More Problems of Philosophy

A note to Bob Alexander and his brief reply:

Some Preliminary Thoughts

Beliefs in “scientific” facts:  not the technical statements of science, but statements like “It’s cold outside”.  Having a reason involves appealing to the facts.  We can all do that and be quite certain when we’ve done it properly and with a positive result, we can then say we are justified in asserting our statement.

Mathematical facts:  “7+5=12”  Again we can appeal to the facts.  In this case, it is the facts of the way we use certain signs and perform certain operations.  We become very certain under particular circumstances and state that we are justified etc.

Ethical facts:  e.g. “One ought to help the needy.”  We can appeal to the facts.  In this case it is the way we are to use the word “ought”:  perhaps we have insisted on generalizability (i.e. a standard of duty that has appropriate built in checks such that all who follow it are at least not hindered in that by the community).  Then we can apply this standard and check to see if specific ethical assertions are justified.

But why, after we’ve done all this, couldn’t we say “All Right, now let’s go kill some Jews.”?  But that would be a self-contradiction.  “Ought” means that one is forbidden to do the contradictory thing.

But that doesn’t mean I can’t do that thing.  Just watch me….  Or perhaps you are suggesting that some authority is forbidding me.  Then the authority must stand by his laws.  Is it God?  That’s possible, but you must first give me good reasons to believe he even exists, let alone legislate for my life.  Is it society?  It is to a certain extent.  It depends upon the society.  But then all these ethical facts amount to are necessary rules for social stability coupled with threats of punishment for transgression.  So then all I need worry about is escaping the punishment.

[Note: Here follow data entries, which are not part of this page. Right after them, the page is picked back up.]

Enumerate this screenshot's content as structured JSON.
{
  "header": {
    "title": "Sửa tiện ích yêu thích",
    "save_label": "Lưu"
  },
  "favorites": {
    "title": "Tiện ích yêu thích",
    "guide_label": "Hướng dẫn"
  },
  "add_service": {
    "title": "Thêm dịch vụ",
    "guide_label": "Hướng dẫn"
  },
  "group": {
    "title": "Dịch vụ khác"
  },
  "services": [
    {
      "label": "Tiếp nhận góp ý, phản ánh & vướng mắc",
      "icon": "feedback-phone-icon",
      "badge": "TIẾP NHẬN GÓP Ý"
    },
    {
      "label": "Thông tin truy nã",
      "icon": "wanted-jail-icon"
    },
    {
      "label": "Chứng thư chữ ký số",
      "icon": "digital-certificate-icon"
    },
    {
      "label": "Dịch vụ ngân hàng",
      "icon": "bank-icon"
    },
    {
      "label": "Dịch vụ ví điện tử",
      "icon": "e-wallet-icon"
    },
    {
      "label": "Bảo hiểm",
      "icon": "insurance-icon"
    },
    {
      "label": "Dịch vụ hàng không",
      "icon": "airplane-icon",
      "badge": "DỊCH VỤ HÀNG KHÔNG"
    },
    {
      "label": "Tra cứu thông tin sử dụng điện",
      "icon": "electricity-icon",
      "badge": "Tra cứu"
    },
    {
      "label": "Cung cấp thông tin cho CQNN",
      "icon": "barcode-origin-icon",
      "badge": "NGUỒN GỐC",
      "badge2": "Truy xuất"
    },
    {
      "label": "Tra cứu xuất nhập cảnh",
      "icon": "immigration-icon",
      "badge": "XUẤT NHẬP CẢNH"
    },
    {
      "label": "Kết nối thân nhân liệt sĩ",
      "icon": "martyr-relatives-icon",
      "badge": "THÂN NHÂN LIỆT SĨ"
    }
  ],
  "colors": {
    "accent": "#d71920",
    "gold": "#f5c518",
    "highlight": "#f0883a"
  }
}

Is it me?  If “ought” entails some sort of agreement to regulations upon behaviour then it seems that the individual who says “I ought to do X” is standing as an authority over himself.  The enforcement of the regulations comes from a demand for consistency.  But why be consistent?  “That question goes outside the game!”  But don’t you realize that life goes outside that game, and it’s life we’re concerned about here.

One needn’t even reach that particular point.  If one is looking for the most generalizable maxims and comes up with a general rule, need one say “That’s what I ought to do”?  A:  “If you don’t say that, then you are, in your actions, implicitly at least, assigning positive ethical values to actions that are not generalizable.  You are choosing an unworkable ethic.”

But what do you mean by “unworkable”?  If I can’t do it, then I can’t do it and you needn’t worry about my doing it.  “But everyone couldn’t do it at once without coming into conflict.”  That’s an interesting fact, but so what?

Statement A above isn’t necessarily true.  It’s also possible that I withhold the imperative but perform all the appropriate actions (I believe that I and most other people in fact do this).  Sometimes one “feels compelled” to do the right thing, or even does it accidentally.  “But what are your reasons?”  What makes you think we have any non-local reasons?  There’s nothing inherent about actions that says one must be subsuming under general standards.  “But then aren’t you irrational?”  Maybe in a sense, but is that bad? (outside the game again).

Also:  the efficacy of the reasons for actions???

Comments from Bob Alexander:  Sure one can “go kill some Jews”.  One can also believe that 7+5=13, and “it’s hotter than 80 degrees outside, though the snow is not melting.”  The only constraint on actions or beliefs is reason, i.e. one can be unreasonable, but one can’t also justify such unreasonable behaviours or beliefs (even when one thinks of facts as constraining beliefs or threats of punishment as constraining actions, in both cases it is the rational backing that the fact is relevant or that punishment is against one’s interest that constrains one.  After all, the problem of stopping unreasonable behavior or action is logically posterior and independent of (i.e. one might fail to stop it) the theoretical probability of what is or is not reasonable.